Denmark and Finland are allegedly preparing to end most Covid-19 restrictions. It is important to note that Sweden refused to lockdown society and only isolated retirement homes and assisted living facilities. Finland shares an artic border with Sweden, while Denmark’s largest city is linked to Sweden’s largest city via the Øresund Bridge.
Neither Denmark nor Finland faired any differently than Sweden, even though Sweden had far fewer restrictions.
Currently, the Danish government says all restrictions, except for those on the border, will end on September 10th. This has put pressure on other Scandinavian governments to end restrictions as well.
On Monday, Finnish Prime Minister Sanna Marin stood on the steps of the House of Estates in Helsinki and proclaimed, “We will open society and keep it open.”

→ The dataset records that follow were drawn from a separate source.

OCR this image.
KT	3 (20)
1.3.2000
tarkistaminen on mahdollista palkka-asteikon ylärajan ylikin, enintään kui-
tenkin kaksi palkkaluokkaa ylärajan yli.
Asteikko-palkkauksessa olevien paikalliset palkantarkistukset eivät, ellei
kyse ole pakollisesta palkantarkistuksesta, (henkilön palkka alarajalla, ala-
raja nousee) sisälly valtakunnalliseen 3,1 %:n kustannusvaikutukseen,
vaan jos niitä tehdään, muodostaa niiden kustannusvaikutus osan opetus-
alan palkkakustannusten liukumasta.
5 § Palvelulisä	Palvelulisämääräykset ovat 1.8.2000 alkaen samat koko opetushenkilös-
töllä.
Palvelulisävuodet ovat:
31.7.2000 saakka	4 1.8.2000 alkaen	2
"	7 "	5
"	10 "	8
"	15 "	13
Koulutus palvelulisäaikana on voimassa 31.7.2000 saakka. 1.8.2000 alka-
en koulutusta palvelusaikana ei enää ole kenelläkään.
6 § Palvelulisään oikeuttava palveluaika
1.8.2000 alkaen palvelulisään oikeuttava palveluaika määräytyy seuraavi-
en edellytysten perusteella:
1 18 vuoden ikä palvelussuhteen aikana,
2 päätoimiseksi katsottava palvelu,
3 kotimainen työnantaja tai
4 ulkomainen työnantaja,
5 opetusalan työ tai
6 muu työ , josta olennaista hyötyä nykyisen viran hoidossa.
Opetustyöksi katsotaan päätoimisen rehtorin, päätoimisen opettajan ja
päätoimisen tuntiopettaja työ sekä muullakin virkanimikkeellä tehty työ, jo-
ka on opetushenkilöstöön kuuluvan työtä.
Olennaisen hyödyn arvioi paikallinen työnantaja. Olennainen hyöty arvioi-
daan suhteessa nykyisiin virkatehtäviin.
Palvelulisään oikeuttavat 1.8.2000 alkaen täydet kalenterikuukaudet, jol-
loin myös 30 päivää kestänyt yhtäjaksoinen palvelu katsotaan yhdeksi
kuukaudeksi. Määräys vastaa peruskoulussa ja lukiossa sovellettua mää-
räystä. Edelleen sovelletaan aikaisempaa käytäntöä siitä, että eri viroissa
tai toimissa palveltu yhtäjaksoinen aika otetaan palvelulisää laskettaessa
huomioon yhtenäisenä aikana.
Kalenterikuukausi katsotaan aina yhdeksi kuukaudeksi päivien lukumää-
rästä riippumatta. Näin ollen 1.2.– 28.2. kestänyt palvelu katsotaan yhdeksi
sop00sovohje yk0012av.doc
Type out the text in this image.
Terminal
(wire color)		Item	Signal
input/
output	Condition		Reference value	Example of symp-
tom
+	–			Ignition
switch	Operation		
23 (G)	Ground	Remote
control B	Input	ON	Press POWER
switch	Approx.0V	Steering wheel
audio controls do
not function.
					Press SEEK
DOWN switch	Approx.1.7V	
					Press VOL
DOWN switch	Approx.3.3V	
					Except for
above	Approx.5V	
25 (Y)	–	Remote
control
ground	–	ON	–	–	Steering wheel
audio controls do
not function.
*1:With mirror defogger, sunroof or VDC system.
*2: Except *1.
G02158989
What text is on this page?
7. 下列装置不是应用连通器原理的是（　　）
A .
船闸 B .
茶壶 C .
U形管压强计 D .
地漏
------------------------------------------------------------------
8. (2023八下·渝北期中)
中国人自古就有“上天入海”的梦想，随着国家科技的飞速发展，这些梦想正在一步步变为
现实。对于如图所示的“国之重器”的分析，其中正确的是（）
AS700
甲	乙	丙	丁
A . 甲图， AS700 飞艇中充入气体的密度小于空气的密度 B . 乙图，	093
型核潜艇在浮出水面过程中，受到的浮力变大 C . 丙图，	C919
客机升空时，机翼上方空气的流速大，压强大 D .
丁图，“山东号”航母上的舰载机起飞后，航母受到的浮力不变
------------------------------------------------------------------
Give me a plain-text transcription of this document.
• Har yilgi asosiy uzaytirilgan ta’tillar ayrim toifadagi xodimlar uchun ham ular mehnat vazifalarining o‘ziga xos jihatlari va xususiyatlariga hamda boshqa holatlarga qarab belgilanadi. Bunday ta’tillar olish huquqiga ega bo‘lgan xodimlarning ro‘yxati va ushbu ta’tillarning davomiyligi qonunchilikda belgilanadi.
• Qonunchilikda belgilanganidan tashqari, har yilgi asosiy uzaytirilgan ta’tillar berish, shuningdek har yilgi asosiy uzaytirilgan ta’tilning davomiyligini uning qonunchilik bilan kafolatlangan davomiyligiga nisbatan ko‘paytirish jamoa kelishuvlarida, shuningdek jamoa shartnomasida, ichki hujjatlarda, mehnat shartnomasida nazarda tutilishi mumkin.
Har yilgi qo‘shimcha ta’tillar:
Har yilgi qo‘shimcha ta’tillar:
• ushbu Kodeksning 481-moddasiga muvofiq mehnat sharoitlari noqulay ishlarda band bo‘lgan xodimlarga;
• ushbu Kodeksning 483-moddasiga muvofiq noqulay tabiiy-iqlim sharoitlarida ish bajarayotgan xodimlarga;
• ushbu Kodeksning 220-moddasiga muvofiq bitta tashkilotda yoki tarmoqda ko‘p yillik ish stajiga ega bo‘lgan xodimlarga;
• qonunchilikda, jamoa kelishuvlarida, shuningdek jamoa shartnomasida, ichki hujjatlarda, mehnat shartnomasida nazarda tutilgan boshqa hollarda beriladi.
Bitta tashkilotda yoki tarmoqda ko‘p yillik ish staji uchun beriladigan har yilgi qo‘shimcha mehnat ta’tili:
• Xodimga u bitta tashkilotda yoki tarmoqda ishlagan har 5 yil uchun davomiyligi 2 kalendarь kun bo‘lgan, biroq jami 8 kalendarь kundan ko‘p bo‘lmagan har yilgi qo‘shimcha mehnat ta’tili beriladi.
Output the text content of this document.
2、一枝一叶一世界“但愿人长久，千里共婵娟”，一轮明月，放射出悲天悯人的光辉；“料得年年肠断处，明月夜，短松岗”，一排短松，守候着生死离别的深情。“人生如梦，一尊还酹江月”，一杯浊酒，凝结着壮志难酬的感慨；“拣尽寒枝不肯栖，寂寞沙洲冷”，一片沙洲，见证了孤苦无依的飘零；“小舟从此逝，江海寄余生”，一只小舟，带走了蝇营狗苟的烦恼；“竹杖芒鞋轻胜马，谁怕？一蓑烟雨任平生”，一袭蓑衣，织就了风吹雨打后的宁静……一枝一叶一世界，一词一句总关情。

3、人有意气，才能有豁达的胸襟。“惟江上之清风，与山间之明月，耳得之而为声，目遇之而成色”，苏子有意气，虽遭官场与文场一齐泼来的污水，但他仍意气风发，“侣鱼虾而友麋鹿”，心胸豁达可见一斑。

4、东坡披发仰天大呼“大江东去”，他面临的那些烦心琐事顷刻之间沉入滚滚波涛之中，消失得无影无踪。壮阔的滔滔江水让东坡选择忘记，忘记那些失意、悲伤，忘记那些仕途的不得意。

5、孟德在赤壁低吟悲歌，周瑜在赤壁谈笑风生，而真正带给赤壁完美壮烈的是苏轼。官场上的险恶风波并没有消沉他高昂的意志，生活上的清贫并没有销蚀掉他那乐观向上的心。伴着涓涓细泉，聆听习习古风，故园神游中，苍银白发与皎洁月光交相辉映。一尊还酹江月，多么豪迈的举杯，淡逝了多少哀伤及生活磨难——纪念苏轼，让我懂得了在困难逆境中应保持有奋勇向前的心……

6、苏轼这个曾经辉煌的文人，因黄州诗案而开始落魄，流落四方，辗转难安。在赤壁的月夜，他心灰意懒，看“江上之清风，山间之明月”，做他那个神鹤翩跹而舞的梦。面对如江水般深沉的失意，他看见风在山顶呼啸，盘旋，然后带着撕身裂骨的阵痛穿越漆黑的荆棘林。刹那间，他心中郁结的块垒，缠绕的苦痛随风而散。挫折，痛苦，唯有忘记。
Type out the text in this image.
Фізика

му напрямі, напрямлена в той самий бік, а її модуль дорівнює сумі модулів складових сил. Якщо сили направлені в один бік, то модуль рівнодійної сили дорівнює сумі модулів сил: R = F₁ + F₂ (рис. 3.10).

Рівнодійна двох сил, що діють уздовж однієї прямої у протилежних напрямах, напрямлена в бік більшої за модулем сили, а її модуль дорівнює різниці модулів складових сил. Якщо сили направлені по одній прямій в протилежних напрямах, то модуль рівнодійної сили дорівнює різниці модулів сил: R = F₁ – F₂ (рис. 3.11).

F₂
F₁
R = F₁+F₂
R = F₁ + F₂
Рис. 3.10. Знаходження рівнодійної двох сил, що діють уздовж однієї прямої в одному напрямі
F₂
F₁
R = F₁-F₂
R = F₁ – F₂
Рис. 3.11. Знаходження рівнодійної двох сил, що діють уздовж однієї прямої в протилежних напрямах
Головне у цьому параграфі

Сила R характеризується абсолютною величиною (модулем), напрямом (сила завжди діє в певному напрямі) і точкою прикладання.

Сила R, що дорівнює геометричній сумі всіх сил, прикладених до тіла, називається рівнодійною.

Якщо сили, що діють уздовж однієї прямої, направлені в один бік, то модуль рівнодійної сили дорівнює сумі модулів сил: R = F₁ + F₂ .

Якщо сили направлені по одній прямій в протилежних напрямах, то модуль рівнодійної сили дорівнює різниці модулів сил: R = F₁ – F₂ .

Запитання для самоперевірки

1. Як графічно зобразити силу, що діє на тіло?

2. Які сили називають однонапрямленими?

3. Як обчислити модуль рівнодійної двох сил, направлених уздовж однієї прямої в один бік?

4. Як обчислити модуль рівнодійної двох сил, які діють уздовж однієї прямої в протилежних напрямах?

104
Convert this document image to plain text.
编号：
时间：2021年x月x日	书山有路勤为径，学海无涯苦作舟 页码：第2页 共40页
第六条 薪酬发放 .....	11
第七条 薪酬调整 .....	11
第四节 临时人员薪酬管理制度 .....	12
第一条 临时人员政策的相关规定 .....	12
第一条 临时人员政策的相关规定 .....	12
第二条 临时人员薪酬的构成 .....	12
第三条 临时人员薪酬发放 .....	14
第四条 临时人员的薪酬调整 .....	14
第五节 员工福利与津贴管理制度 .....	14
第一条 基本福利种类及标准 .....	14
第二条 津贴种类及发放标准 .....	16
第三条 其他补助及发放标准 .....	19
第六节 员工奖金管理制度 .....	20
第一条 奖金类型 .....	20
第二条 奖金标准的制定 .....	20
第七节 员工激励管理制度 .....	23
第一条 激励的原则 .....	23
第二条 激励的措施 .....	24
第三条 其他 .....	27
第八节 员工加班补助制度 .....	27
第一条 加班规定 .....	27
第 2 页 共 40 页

Yet Marin seemed to backtrack immediately, saying that restrictions would still exist but that “we ensured that the various measures would affect people’s lives as little as possible economically, socially and [in terms of their] well-being.” When pressed for a timeline, Marin refused to give one.
Marin suggested that all restrictions could be removed once 80% of the population is vaccinated. Those taking a vaccine in Finland must take one of the two-dose mRNA vaccines. Either Moderna, Pfizer, or AstraZeneca. Currently, about 65% of the population has received both doses of an mRNA vaccine.